A recent survey conducted by the McKinsey Global Institute indicates that as a company prepares a “big data” project, properly structuring the project team is a major determinant of that project’s likelihood of success. Using big data to glean useful business intelligence from large quantities of stored information is a different practice from many other corporate IT tasks, and it requires a different way of thinking about the roles of the professionals that work on it. Instead of just hiring computer science or statistics experts, companies would be well-served to look for people who fit into five distinct roles:
- Data cleaners. This front-line position works with incoming data to ensure that it’s not only accurate but also formatted in a way that keeps it consistent. For instance, if a company attempts to merge two sets of accounting data — one that stores quarterly data and one that stores yearly data — the database will be corrupted. Cleaners also ensure that field names are consistent throughout the entire database.
- Data spotters. Many “big data” projects start out with unreasonably big data pools. Spotters go through the database to identify which data is useful to the overall project and which data adds very little useful information or is stored in a way that makes it unsuitable for use in the project.
- Analysis organizers. Once cleaned, correct data is in the database, it needs to be indexed and structured so that it can be accessed and analyzed. The organization team is also responsible for setting up policies for the frequency of data updates.
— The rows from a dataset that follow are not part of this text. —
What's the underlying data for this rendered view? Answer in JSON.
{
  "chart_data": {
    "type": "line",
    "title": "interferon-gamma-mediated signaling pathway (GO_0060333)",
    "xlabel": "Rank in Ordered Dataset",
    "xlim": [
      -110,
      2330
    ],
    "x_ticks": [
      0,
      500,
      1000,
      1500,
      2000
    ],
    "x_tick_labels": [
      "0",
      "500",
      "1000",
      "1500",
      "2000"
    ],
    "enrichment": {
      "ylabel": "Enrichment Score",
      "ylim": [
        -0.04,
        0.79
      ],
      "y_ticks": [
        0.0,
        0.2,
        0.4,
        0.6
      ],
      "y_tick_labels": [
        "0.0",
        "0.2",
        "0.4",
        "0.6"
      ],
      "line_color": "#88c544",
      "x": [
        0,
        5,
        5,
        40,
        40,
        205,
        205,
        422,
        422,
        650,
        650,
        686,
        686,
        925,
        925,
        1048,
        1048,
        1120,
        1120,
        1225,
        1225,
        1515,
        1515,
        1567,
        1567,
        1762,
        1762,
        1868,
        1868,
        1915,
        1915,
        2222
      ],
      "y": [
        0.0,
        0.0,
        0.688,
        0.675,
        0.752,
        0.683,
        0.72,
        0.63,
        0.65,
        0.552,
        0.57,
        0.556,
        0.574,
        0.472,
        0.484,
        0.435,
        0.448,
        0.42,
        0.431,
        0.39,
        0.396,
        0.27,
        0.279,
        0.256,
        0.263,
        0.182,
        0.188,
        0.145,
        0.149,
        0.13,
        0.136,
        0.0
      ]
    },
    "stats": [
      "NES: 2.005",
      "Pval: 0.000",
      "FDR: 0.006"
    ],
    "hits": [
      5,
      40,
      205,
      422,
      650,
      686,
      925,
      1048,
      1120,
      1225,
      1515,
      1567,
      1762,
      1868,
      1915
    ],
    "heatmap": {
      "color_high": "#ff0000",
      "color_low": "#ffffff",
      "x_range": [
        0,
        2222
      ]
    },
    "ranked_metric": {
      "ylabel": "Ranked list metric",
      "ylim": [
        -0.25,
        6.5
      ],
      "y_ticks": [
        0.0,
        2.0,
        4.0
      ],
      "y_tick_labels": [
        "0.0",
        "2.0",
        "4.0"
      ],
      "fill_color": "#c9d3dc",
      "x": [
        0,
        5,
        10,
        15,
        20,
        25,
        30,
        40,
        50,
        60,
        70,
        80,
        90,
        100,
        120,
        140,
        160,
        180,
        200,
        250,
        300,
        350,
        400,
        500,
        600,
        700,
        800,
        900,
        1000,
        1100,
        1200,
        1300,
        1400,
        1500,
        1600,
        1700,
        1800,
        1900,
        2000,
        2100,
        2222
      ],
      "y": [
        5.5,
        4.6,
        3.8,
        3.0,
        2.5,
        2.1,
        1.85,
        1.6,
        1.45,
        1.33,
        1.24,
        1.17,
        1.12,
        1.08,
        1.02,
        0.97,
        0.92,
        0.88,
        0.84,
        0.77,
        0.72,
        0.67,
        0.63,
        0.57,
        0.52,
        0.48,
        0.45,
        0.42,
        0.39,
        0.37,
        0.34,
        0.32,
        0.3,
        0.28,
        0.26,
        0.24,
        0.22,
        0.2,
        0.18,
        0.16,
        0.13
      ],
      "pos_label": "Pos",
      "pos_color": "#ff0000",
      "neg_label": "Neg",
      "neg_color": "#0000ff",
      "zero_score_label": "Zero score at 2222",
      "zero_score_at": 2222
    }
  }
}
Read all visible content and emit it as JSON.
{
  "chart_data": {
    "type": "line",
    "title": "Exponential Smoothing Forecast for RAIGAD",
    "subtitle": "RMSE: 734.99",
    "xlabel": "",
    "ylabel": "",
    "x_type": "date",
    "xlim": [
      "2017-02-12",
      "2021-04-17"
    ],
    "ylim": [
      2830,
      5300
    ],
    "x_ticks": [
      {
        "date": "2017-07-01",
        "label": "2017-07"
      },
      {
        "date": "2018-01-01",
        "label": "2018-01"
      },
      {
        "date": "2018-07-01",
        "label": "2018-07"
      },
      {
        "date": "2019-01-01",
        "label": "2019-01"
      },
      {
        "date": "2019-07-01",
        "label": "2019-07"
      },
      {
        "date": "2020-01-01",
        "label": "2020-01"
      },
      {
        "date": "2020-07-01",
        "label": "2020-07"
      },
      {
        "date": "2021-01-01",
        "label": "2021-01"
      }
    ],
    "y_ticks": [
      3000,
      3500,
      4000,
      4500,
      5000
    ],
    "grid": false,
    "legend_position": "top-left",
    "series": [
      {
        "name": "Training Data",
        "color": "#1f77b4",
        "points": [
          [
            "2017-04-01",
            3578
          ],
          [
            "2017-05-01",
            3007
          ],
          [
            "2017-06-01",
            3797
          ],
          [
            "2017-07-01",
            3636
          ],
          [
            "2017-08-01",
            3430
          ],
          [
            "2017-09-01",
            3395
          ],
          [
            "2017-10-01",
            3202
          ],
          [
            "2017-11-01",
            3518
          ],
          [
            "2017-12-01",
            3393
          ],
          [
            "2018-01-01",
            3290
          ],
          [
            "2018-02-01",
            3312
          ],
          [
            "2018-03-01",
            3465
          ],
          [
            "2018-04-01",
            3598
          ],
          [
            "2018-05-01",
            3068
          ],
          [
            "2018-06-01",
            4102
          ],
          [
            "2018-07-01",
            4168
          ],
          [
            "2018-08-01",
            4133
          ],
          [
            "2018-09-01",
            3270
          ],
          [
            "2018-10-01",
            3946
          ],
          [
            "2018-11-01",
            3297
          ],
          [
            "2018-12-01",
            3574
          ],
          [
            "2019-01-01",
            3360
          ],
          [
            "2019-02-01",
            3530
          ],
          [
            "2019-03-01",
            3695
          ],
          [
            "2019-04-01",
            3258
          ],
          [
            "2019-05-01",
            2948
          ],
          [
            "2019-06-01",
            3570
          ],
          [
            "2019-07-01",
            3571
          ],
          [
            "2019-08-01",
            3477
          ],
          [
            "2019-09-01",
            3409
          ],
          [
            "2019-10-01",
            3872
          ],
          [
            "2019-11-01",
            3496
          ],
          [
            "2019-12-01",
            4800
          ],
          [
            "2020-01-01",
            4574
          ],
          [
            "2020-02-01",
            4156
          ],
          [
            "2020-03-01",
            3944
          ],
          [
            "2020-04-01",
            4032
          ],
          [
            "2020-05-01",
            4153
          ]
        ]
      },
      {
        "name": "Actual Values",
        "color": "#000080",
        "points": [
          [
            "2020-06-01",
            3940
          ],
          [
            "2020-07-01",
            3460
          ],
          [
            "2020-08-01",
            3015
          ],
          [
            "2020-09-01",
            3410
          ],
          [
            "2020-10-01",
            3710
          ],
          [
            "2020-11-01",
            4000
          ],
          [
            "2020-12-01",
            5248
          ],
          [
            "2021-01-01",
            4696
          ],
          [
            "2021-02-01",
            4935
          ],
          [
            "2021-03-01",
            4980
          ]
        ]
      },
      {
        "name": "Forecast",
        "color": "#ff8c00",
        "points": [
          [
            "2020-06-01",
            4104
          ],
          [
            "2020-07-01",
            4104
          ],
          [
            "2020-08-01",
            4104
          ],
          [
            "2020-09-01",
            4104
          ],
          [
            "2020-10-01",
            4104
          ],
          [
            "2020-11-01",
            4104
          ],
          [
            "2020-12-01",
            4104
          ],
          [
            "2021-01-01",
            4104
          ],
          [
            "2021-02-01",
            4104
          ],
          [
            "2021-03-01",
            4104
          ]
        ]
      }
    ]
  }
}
- Model builders. The model building team has the expertise to create sophisticated models that turn the mountains of data into useful information that explains and predicts customer behavior. Once the models are created, the builders also continue updating and tweaking them so that they provide data of consistent quality and reliability.
- Implementation experts. Big data projects don’t exist in isolation. Implementation experts take the data from the model builders and develop systems that leverage the new information. For instance, they would be responsible for designing new and more effective cross-sale prompts on e-commerce product listings or at the point-of-sale in a retail business based on data from the big data models.